Segundo a educadora quando se faz a opção pela defesa de uma escola
democrática, numa sociedade capitalista, essa opção precisa ser regada de um profundo
querer bem as pessoas. É uma tarefa que exige do educador amor pela vida e pelas
pessoas. Exige compromisso com a liberdade e com a tolerância. Para ela, “essa opção é
um risco que se corre em ficar sozinho, nessa longa caminhada”. Mas, é também, é uma
possibilidade de encontrar, nesse caminho, uma infinidade de pessoas que estavam
esperando esta oportunidade de dar as mãos e caminharem juntas.
Questionada sobre como se dá se trabalho com os professores na escola em que
coordena, a educadora diz que seu trabalho é dialogar com os professores tentando
convencê-los da importância da educação popular, mas reconhece que parte dos
professores resiste à ideia, e pior, a combatem. Para W, é nos professores mais jovens
que tem encontrado esse apoio, pois são eles que demonstram uma maior vontade de
mudanças.
O que mais me dói é ver tantos professores que se recusam a defender uma
educação e uma escola que compreenda as pessoas como sujeitos livres. Minha
grande esperança são esses novos professores que me aparecem cheios de
entusiasmos e empolgados com a possibilidade mudanças.
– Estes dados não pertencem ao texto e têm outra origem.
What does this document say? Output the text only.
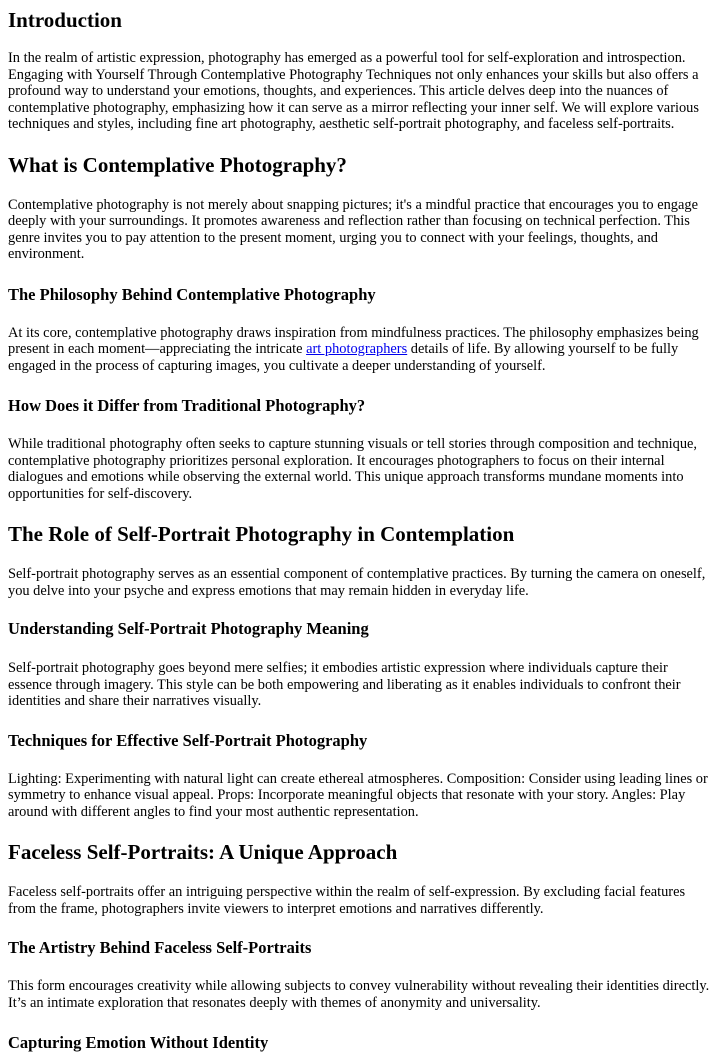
Introduction

In the realm of artistic expression, photography has emerged as a powerful tool for self-exploration and introspection. Engaging with Yourself Through Contemplative Photography Techniques not only enhances your skills but also offers a profound way to understand your emotions, thoughts, and experiences. This article delves deep into the nuances of contemplative photography, emphasizing how it can serve as a mirror reflecting your inner self. We will explore various techniques and styles, including fine art photography, aesthetic self-portrait photography, and faceless self-portraits.

What is Contemplative Photography?

Contemplative photography is not merely about snapping pictures; it's a mindful practice that encourages you to engage deeply with your surroundings. It promotes awareness and reflection rather than focusing on technical perfection. This genre invites you to pay attention to the present moment, urging you to connect with your feelings, thoughts, and environment.

The Philosophy Behind Contemplative Photography

At its core, contemplative photography draws inspiration from mindfulness practices. The philosophy emphasizes being present in each moment—appreciating the intricate art photographers details of life. By allowing yourself to be fully engaged in the process of capturing images, you cultivate a deeper understanding of yourself.

How Does it Differ from Traditional Photography?

While traditional photography often seeks to capture stunning visuals or tell stories through composition and technique, contemplative photography prioritizes personal exploration. It encourages photographers to focus on their internal dialogues and emotions while observing the external world. This unique approach transforms mundane moments into opportunities for self-discovery.

The Role of Self-Portrait Photography in Contemplation

Self-portrait photography serves as an essential component of contemplative practices. By turning the camera on oneself, you delve into your psyche and express emotions that may remain hidden in everyday life.

Understanding Self-Portrait Photography Meaning

Self-portrait photography goes beyond mere selfies; it embodies artistic expression where individuals capture their essence through imagery. This style can be both empowering and liberating as it enables individuals to confront their identities and share their narratives visually.

Techniques for Effective Self-Portrait Photography

Lighting: Experimenting with natural light can create ethereal atmospheres. Composition: Consider using leading lines or symmetry to enhance visual appeal. Props: Incorporate meaningful objects that resonate with your story. Angles: Play around with different angles to find your most authentic representation.

Faceless Self-Portraits: A Unique Approach

Faceless self-portraits offer an intriguing perspective within the realm of self-expression. By excluding facial features from the frame, photographers invite viewers to interpret emotions and narratives differently.

The Artistry Behind Faceless Self-Portraits

This form encourages creativity while allowing subjects to convey vulnerability without revealing their identities directly. It’s an intimate exploration that resonates deeply with themes of anonymity and universality.

Capturing Emotion Without Identity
Não quero dizer
com isso, que não haja professores mais antigos que não tenham esse
compromisso, mas parece estar na juventude esse desejo de mudança.
(educadora W, 45 anos).
Durante nossos diálogos que se deram em momentos e locais diferentes,
questiono a educadora sobre ela acreditar que existe alguma possibilidade da educação
popular ser uma opção coletiva e ser implantada nas escolas públicas. A educadora,
após um período com o olhar distante me responde:
Sinceramente, eu acredito! Aqui na nossa escola, todos os educandos - e
educadores - são de classes populares, são pessoas que durante toda sua vida
foram marginalizados, foram lhes negado direitos. Direitos da alegria, da
comida, de dizer sim, de dizer não. Agora eu pergunto: Se nossos educandos
84
são de classes populares, por que uma educação que não defende seus
interesses? Claro que a resposta nós sabemos. (educadora W, 45 anos).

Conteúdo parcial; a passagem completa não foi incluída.